Scaling of number, size, and metabolic rate of cells with body size in mammals

Cells in the various animals were found to be of two types. The first type shows an invariable size and scales with the metabolic rate:

This means cells stay more or less the same size (horizontal line trend). These cells are very active cells, like fibroblasts, Henle loop (kidney) cells, or erythrocytes (the products of very active cells). But look at the data points, for example the trend is flat for erythrocytes, but elephants have several times larger red blood cells than mice! Some cell types even shrink in size: a mouse has bigger liver cells (hepatocytes) than an Elephant by a factor of about 3! This is because the liver cells are extremely metabolic active, and the size of a cell, the cytoplasm, that can be served by one nucleus decreases with the metabolic activity.

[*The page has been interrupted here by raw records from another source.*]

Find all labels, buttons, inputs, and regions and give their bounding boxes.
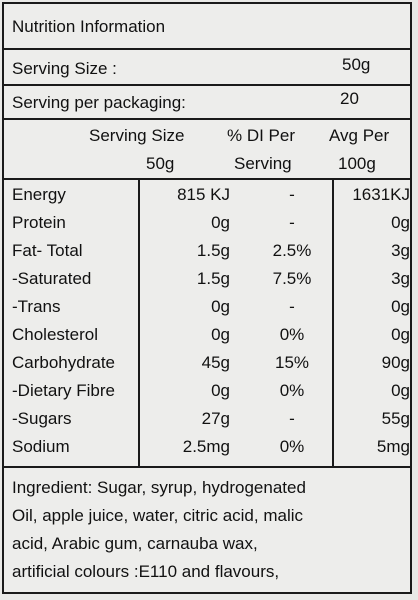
nutrient-di: 15%: [274, 353, 310, 372]
nutrient-avg: 5mg: [376, 437, 410, 456]
serving-size-label: Serving Size :: [12, 59, 117, 78]
nutrient-name: -Sugars: [12, 409, 72, 428]
nutrient-row-saturated: -Saturated 1.5g 7.5% 3g: [4, 266, 410, 292]
nutrient-di: -: [289, 409, 295, 428]
column-header-di-serving: Serving: [234, 154, 292, 173]
nutrient-serving: 815 KJ: [177, 185, 230, 204]
column-header-avg: Avg Per: [329, 126, 390, 145]
serving-per-packaging-label: Serving per packaging:: [12, 93, 186, 112]
ingredients-line: Ingredient: Sugar, syrup, hydrogenated: [12, 478, 306, 497]
nutrient-di: 7.5%: [272, 269, 312, 288]
nutrient-avg: 3g: [391, 269, 410, 288]
label-title: Nutrition Information: [12, 17, 166, 36]
nutrient-serving: 0g: [211, 213, 230, 232]
nutrient-name: Sodium: [12, 437, 70, 456]
divider: [4, 48, 410, 50]
nutrient-serving: 2.5mg: [182, 437, 230, 456]
nutrient-serving: 0g: [211, 325, 230, 344]
divider: [4, 84, 410, 86]
nutrient-row-fat-total: Fat- Total 1.5g 2.5% 3g: [4, 238, 410, 264]
ingredients-line: Oil, apple juice, water, citric acid, ma…: [12, 506, 303, 525]
nutrient-avg: 0g: [391, 213, 410, 232]
nutrient-name: Fat- Total: [12, 241, 83, 260]
serving-per-packaging-value: 20: [340, 89, 359, 108]
divider: [4, 118, 410, 120]
divider: [4, 466, 410, 468]
nutrient-name: -Saturated: [12, 269, 92, 288]
nutrient-avg: 55g: [381, 409, 410, 428]
nutrient-row-carbohydrate: Carbohydrate 45g 15% 90g: [4, 350, 410, 376]
nutrient-serving: 0g: [211, 381, 230, 400]
nutrient-di: 0%: [279, 381, 305, 400]
nutrient-row-cholesterol: Cholesterol 0g 0% 0g: [4, 322, 410, 348]
nutrient-di: -: [289, 185, 295, 204]
column-header-serving: Serving Size: [89, 126, 185, 145]
column-rule: [332, 180, 334, 466]
nutrient-row-dietary-fibre: -Dietary Fibre 0g 0% 0g: [4, 378, 410, 404]
nutrient-serving: 27g: [201, 409, 230, 428]
nutrient-row-protein: Protein 0g - 0g: [4, 210, 410, 236]
nutrient-di: 0%: [279, 437, 305, 456]
column-rule: [138, 180, 140, 466]
nutrient-avg: 0g: [391, 325, 410, 344]
nutrient-avg: 0g: [391, 297, 410, 316]
ingredients-line: acid, Arabic gum, carnauba wax,: [12, 534, 258, 553]
nutrient-table: Energy 815 KJ - 1631KJ Protein 0g - 0g F…: [4, 180, 410, 466]
nutrient-di: 0%: [279, 325, 305, 344]
nutrient-di: -: [289, 213, 295, 232]
nutrient-di: -: [289, 297, 295, 316]
nutrient-serving: 1.5g: [196, 241, 230, 260]
nutrient-serving: 45g: [201, 353, 230, 372]
nutrient-name: -Dietary Fibre: [12, 381, 115, 400]
column-header-avg-amount: 100g: [338, 154, 376, 173]
nutrient-avg: 1631KJ: [352, 185, 410, 204]
divider: [4, 178, 410, 180]
nutrient-row-sugars: -Sugars 27g - 55g: [4, 406, 410, 432]
nutrient-row-trans: -Trans 0g - 0g: [4, 294, 410, 320]
nutrient-name: Cholesterol: [12, 325, 98, 344]
nutrient-avg: 0g: [391, 381, 410, 400]
nutrient-avg: 90g: [381, 353, 410, 372]
nutrient-serving: 0g: [211, 297, 230, 316]
nutrient-name: Carbohydrate: [12, 353, 116, 372]
column-header-serving-amount: 50g: [146, 154, 175, 173]
ingredients-text: Ingredient: Sugar, syrup, hydrogenated O…: [12, 474, 408, 586]
nutrient-name: Protein: [12, 213, 66, 232]
nutrition-label: Nutrition Information Serving Size : 50g…: [2, 2, 412, 594]
nutrient-row-energy: Energy 815 KJ - 1631KJ: [4, 182, 410, 208]
nutrient-di: 2.5%: [272, 241, 312, 260]
nutrient-name: -Trans: [12, 297, 61, 316]
nutrient-avg: 3g: [391, 241, 410, 260]
ingredients-line: artificial colours :E110 and flavours,: [12, 562, 280, 581]
column-header-di: % DI Per: [227, 126, 296, 145]
nutrient-serving: 1.5g: [196, 269, 230, 288]
nutrient-name: Energy: [12, 185, 66, 204]
serving-size-value: 50g: [342, 55, 371, 74]
nutrient-row-sodium: Sodium 2.5mg 0% 5mg: [4, 434, 410, 460]
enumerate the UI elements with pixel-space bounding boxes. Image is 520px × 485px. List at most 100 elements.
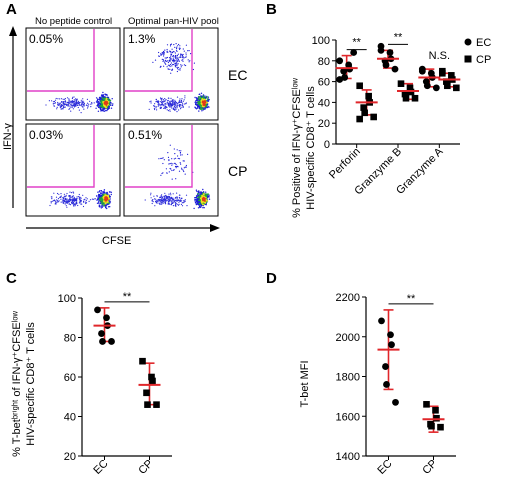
flow-event — [178, 196, 180, 199]
flow-event — [175, 49, 178, 51]
flow-event — [97, 101, 99, 103]
flow-event — [82, 98, 84, 100]
flow-event — [86, 102, 89, 104]
flow-event — [178, 43, 180, 46]
panel-a-flow-plots: No peptide control Optimal pan-HIV pool … — [2, 16, 247, 247]
flow-event — [162, 101, 164, 103]
flow-event — [68, 195, 70, 197]
flow-event — [199, 93, 201, 95]
sig-label: ** — [407, 293, 416, 305]
flow-event — [103, 202, 105, 205]
data-point — [402, 94, 410, 102]
flow-event — [72, 199, 74, 202]
flow-event — [169, 195, 171, 198]
flow-event — [57, 101, 59, 104]
flow-event — [91, 198, 93, 200]
flow-event — [172, 197, 174, 199]
flow-event — [171, 169, 173, 172]
flow-event — [156, 100, 158, 102]
flow-event — [176, 199, 178, 201]
flow-event — [180, 154, 182, 156]
flow-event — [174, 52, 176, 54]
flow-event — [207, 193, 209, 196]
flow-event — [173, 108, 175, 111]
flow-event — [72, 202, 74, 204]
flow-event — [168, 200, 170, 202]
flow-event — [199, 96, 202, 98]
flow-event — [73, 197, 76, 199]
flow-event — [198, 194, 200, 197]
flow-event — [158, 200, 161, 202]
flow-event — [83, 101, 85, 103]
flow-event — [50, 201, 52, 203]
flow-event — [78, 102, 80, 104]
flow-event — [97, 110, 100, 113]
flow-event — [173, 158, 175, 160]
flow-event — [170, 55, 172, 57]
flow-event — [88, 200, 90, 202]
flow-event — [73, 204, 75, 206]
flow-event — [62, 108, 64, 110]
flow-event — [87, 106, 89, 108]
flow-event — [109, 195, 111, 198]
flow-event — [169, 65, 171, 68]
flow-event — [175, 106, 177, 108]
flow-event — [71, 100, 74, 102]
flow-event — [160, 98, 162, 100]
cfse-axis-label: CFSE — [102, 235, 131, 247]
y-tick-label: 1800 — [336, 372, 360, 384]
flow-event — [202, 207, 204, 209]
flow-event — [66, 192, 68, 195]
data-point — [346, 65, 354, 73]
flow-event — [102, 193, 105, 196]
flow-event — [100, 199, 103, 202]
flow-event — [60, 201, 62, 203]
flow-event — [179, 48, 181, 51]
flow-event — [158, 198, 160, 200]
flow-event — [162, 157, 164, 159]
flow-event — [183, 170, 185, 173]
flow-event — [170, 63, 172, 66]
flow-event — [103, 189, 106, 191]
flow-event — [85, 201, 87, 203]
flow-event — [103, 97, 106, 100]
flow-event — [74, 101, 76, 103]
flow-event — [95, 195, 98, 197]
data-point — [98, 330, 105, 337]
flow-event — [168, 159, 170, 162]
flow-event — [166, 56, 168, 59]
flow-event — [174, 66, 176, 68]
flow-event — [65, 195, 67, 198]
flow-event — [100, 201, 103, 204]
flow-event — [172, 103, 174, 105]
flow-event — [102, 200, 105, 203]
flow-event — [175, 157, 177, 159]
flow-event — [169, 110, 171, 112]
data-point — [418, 65, 426, 73]
flow-event — [176, 59, 178, 61]
flow-event — [185, 64, 187, 67]
flow-event — [109, 206, 111, 208]
flow-event — [77, 100, 80, 102]
flow-event — [112, 103, 114, 105]
flow-event — [179, 151, 182, 154]
flow-event — [50, 202, 52, 204]
flow-event — [169, 192, 172, 194]
flow-event — [63, 202, 65, 204]
flow-event — [200, 191, 202, 193]
flow-event — [51, 196, 53, 198]
flow-event — [172, 198, 174, 200]
flow-event — [204, 95, 206, 97]
flow-event — [180, 66, 182, 68]
data-point — [361, 109, 368, 117]
flow-event — [181, 53, 183, 56]
flow-event — [159, 97, 162, 99]
flow-event — [173, 169, 175, 171]
flow-event — [73, 96, 75, 98]
flow-event — [202, 193, 205, 196]
flow-event — [54, 102, 56, 104]
flow-event — [175, 205, 177, 207]
flow-event — [157, 202, 159, 204]
data-point — [392, 398, 399, 406]
flow-event — [154, 103, 156, 105]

Cell size depends on nuclear information read out speed in metabolic active cells: we bread many polyploid food staples. These have multiple copies of their chromosomes in the nucleus, more single genes can be read in parallel, the amount of cytoplasm served by one nucleus increases, we get bigger cells and bigger edible parts of the plants, like in corn and wheat.

Back to the mammals; some cells scale with the size of the animal and have an invariable rate of metabolism, like fat cells or neurons (they have to reach further, into the legs or all the way to the tip of the trunk!)

However, this still does not make up for the increase of the body size, as the cell numbers even of these growing cells (fat cells and neurons are 15 times bigger in elephants than in mice) are increasing with body size:

So an elephant has one billion times more fat cells and only 10 000 times more neurons than a mouse. Neurons are a special case: you can not afford too many more neurons in between connected points, as each synapse slows the transmission down a lot. Still, a mouse reacts a lot faster than an elephant (you want to see it move, you need slow motion films) and its :frame rate” in the brain is a lot higher than the elephants (hence elephants panic as they can not see fast movements a good). This also explains why bigger brains do not make you more intelligent: an elephant has only a thousand times more brain cells than a human, mainly they are bigger, hence its brain is also bigger (5 times more mass than humans), but busy with the bigger body, not more intelligent. More neurons could make more connections and create more intelligence, but the elephants neurons are 5–7 times bigger, so have less connectivity than humans.

There you go, animals (and plants) differ in size due to the difference in cell numbers, mainly, not due to cell sizes. However, metabolically less active and not dividing cells also increase in size.

This leads to elephants having a pregnancy that is as long as the life span of a mouse!

Since elephants have so much more cell divisions going on, they need better control of them, to avoid cancer. With the human cancer and cell division control elements, every half grown elephant would already have cancer. They have a 5 fold higher number of the main tumor suppressor genes compared to humans.